What’s the difference between gum disease and gum inflammation?

The key difference is how if affects your gum and bone’s outcome, otherwise both of them present almost similar signs and symptoms:

Similar signs and symptoms Differences
Periodontitis/periodontal disease (gum disease) Swollen gums Gradual loss of bone or its surrounding tissues
  Bright red or purple gums  
  Gums that are tender or painful to the touch  
  Bleeding gums or bleeding after brushing and/or flossing  
  Bad breath (halitosis)  
Gingivitis (gum inflammation) Swollen gums No loss of bone or its surrounding tissues
  Bright red or purple gums  
  Gums that are tender or painful to the touch  
  Bleeding gums or bleeding after brushing and/or flossing  
  Bad breath (halitosis)  

 

 

How do I know I have gum disease or gum inflammation?

The only way that we can differentiate these is by having a regular dental check-ups (and professional teeth cleaning and maintenance) by your dentist as most gum diseases are symptom-less and can only be diagnosed by seeing the signs of it by your dentist.

 

How can it be treated?

There are three key steps in order to fully treat gum disease:

  1. Professional cleaning (commonly referred as “deep cleaning” or “root planing”)
  2. Home maintainance
  3. Continuous preventive cleaning

The professional cleaning generally involves two appointments, where local anesthetic is used to numb the gums and the gums are cleaned thoroughly. We will then give you another check up (in around 2 weeks time) to see if your gums are improving.

Once everything is stable, we will arrange for you to have your teeth cleaned (without local anesthetic) in regular intervals to prevent the gum disease from rising again.

 

How can I prevent it?

The key words are: good oral hygiene

  • Brushing properly on a regular basis (at least twice daily) using proper brushing techniques such as the modified bass technique.
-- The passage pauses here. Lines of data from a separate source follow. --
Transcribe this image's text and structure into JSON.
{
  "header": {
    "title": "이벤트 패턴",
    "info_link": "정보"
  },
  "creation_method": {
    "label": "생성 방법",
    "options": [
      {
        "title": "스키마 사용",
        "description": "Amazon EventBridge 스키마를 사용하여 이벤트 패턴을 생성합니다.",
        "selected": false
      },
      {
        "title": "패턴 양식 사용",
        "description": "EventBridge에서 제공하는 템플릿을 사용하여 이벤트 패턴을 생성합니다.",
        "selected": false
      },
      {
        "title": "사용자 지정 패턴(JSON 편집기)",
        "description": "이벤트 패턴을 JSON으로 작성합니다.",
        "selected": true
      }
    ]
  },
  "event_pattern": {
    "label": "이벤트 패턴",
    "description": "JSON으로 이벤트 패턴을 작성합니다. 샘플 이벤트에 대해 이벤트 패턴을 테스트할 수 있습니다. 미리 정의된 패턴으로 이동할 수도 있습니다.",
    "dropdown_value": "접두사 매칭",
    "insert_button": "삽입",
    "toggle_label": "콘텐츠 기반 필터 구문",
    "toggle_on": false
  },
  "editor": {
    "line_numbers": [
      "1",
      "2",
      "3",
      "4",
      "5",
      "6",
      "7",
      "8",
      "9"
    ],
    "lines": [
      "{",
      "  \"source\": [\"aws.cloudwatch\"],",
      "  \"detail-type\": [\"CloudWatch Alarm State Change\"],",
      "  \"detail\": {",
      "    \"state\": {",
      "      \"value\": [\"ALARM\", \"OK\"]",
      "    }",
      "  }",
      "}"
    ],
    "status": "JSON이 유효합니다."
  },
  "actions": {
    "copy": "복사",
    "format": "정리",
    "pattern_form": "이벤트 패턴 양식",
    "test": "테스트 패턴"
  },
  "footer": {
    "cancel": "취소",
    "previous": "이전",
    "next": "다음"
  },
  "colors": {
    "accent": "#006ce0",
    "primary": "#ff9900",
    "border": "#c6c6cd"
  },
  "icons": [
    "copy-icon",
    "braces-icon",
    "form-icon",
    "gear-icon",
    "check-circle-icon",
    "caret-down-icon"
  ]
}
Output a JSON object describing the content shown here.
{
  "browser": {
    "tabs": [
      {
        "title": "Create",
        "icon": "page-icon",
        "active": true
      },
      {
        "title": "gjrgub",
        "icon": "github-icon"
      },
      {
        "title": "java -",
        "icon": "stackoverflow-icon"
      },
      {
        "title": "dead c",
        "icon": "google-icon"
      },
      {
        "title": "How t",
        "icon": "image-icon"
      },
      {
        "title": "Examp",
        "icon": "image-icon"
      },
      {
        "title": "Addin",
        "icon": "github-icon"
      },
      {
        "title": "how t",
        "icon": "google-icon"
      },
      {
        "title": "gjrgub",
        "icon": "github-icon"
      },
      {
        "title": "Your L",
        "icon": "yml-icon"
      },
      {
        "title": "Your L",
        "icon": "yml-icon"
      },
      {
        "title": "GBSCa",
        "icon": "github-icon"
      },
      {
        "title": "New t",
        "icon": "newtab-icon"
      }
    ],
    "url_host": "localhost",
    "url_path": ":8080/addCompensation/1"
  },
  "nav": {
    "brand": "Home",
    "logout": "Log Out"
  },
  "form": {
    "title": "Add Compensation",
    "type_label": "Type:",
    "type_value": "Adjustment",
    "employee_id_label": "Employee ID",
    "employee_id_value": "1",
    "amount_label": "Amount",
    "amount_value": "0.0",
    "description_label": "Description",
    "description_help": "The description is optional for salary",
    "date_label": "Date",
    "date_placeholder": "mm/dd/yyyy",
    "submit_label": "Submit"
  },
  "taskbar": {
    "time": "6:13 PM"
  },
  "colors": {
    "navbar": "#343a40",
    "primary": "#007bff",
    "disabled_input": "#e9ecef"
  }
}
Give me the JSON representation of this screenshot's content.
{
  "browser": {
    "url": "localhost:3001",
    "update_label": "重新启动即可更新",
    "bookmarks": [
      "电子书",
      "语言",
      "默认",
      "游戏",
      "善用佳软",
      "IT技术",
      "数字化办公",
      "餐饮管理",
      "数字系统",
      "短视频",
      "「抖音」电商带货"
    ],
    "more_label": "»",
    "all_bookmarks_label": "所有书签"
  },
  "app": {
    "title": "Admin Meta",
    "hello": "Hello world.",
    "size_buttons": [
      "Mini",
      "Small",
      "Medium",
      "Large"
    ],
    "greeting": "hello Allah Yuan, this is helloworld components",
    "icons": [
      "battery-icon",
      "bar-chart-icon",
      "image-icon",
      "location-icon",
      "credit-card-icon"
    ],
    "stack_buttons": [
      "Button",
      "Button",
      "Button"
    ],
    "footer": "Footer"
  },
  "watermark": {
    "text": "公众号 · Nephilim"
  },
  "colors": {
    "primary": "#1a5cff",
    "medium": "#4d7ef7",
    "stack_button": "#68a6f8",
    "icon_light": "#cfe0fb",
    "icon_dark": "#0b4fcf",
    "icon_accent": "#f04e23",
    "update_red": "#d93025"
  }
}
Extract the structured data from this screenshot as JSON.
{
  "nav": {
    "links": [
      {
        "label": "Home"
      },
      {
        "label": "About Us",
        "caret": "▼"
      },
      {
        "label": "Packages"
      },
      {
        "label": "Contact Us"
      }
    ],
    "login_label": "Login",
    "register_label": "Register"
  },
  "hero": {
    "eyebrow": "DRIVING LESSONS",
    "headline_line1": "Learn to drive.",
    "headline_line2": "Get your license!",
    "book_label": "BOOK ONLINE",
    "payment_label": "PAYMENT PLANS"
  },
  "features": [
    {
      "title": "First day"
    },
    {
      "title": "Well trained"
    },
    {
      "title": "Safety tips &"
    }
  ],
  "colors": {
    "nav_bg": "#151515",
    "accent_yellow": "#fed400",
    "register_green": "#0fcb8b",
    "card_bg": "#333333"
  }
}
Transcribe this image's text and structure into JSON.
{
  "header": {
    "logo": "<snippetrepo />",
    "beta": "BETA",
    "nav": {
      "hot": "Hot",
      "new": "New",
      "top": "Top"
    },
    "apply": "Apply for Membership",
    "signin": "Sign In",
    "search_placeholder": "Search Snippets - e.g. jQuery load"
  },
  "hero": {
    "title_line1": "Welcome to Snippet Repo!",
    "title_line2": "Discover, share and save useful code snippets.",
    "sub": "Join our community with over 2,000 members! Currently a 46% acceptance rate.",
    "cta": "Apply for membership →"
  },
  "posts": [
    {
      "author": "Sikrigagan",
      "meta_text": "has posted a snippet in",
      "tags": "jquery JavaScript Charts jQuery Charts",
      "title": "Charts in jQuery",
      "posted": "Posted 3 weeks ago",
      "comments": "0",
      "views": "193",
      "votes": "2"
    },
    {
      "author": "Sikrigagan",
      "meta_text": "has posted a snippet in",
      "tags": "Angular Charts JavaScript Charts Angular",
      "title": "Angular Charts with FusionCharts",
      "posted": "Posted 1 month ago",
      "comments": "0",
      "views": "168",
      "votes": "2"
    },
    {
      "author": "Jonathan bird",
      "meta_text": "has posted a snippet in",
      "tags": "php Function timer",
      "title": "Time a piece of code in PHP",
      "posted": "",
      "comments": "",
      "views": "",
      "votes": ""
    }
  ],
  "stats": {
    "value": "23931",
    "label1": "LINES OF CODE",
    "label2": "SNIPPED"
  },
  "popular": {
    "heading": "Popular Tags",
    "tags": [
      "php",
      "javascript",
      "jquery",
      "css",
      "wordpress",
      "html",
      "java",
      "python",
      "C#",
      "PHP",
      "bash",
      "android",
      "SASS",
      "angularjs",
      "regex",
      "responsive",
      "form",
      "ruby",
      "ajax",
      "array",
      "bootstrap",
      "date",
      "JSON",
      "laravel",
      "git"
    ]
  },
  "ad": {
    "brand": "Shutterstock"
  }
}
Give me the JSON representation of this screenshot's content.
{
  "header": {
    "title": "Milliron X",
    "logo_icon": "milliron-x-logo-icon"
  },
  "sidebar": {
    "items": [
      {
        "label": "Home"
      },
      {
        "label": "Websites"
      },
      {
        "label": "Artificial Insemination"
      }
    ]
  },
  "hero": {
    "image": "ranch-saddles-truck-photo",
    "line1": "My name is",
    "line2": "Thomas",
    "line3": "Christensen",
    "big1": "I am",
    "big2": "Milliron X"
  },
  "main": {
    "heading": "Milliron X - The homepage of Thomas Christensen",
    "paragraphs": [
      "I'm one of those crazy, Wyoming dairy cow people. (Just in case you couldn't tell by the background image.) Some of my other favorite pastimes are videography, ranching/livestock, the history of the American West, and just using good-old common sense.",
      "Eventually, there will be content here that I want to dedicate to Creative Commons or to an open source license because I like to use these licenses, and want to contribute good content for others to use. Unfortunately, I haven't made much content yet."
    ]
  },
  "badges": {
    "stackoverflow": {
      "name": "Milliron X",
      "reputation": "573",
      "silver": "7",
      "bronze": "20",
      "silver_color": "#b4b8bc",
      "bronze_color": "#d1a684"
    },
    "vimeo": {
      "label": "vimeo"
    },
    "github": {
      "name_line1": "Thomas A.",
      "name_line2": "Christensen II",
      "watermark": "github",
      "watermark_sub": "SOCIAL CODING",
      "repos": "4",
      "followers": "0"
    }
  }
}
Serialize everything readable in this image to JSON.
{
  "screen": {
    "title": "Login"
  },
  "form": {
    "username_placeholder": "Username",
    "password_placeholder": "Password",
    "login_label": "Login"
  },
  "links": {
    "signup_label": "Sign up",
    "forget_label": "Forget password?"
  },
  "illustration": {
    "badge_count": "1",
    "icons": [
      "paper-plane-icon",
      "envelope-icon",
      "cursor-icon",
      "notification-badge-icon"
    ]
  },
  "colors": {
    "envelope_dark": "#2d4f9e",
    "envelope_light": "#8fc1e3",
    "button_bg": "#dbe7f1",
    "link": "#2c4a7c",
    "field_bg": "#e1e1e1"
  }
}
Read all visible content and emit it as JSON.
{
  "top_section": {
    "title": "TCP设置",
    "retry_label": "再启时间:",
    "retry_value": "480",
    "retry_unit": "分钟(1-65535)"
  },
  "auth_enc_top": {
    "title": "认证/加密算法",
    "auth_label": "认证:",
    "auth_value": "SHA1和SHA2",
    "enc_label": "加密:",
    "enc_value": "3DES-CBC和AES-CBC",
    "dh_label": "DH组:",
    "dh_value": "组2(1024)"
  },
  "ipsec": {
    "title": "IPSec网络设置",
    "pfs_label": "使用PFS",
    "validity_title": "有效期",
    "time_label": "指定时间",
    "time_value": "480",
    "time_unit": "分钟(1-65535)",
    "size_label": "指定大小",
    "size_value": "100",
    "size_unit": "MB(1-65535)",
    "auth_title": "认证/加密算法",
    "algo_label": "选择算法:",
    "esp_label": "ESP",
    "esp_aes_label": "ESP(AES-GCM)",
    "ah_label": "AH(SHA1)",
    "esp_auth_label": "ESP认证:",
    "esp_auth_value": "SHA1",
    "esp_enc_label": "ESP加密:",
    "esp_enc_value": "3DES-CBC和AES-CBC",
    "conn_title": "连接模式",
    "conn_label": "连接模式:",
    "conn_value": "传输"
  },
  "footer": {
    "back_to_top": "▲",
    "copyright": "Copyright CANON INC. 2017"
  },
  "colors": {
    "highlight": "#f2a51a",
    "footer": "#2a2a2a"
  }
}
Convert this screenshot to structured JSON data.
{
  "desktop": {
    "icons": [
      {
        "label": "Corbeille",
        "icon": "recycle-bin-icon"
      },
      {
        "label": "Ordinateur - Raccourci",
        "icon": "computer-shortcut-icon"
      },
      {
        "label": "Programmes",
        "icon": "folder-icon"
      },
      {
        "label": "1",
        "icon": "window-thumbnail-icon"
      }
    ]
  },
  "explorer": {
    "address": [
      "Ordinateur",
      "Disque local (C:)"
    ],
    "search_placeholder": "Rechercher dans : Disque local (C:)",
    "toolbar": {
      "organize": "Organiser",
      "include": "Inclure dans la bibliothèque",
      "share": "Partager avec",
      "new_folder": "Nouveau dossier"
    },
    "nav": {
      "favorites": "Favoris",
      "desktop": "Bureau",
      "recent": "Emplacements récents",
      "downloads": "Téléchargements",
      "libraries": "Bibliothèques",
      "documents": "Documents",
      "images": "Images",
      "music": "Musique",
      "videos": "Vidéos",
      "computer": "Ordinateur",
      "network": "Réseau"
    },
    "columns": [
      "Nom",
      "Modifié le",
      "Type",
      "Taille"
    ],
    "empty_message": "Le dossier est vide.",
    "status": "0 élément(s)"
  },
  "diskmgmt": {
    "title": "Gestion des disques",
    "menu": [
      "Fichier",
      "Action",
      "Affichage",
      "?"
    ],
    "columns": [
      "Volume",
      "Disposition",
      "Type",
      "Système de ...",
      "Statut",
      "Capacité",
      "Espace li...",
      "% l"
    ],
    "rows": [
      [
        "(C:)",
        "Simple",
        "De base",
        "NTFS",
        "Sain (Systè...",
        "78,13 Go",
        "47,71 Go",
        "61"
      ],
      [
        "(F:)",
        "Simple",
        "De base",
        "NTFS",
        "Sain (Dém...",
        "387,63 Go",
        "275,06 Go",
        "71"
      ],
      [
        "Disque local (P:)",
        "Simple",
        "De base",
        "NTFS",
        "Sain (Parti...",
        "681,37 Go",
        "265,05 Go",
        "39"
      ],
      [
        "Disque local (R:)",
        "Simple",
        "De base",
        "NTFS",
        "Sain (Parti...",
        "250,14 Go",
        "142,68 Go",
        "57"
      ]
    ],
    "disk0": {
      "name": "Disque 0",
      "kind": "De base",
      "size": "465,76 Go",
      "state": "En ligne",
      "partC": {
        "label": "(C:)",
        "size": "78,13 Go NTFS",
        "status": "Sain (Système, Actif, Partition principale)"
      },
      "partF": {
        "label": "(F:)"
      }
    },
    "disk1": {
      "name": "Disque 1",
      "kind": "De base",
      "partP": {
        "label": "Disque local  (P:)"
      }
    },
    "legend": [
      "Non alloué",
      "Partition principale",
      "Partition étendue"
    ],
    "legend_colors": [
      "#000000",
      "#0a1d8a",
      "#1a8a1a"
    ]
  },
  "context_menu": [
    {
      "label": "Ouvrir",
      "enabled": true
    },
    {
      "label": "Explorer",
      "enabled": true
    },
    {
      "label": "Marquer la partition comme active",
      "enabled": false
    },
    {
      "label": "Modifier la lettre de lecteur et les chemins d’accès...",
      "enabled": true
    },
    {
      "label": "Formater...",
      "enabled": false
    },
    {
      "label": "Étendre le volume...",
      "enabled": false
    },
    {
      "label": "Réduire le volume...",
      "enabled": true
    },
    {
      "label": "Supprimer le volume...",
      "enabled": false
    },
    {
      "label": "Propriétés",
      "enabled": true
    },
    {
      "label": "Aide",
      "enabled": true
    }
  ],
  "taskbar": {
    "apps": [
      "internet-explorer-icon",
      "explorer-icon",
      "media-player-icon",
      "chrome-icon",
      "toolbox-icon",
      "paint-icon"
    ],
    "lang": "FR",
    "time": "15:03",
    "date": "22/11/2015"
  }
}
Making sure that all of the surfaces of the tooth are cleaned as best as possible.
  • Flossing daily and using interdental brushes (if the space between teeth is large enough), as well as cleaning behind the last tooth, the third molar (wisdom teeth), in each quarter. If having trouble brushing the wisdom teeth you may want to consider removing it.
  • Using an antiseptic mouthwash: Chlorhexidine gluconate-based mouthwash in combination with careful oral hygiene may cure gingivitis, although they cannot reverse any attachment loss due to periodontitis.
  • Using periodontal trays to maintain dentist-prescribed medications at the source of the disease: The use of trays allows the medication to stay in place long enough to penetrate the dental plaque.
  • Regular dental check-ups and professional teeth cleaning by your dentist as most gum disease are symptom-less and can only be diagnosed by seeing the signs of it by your dentist.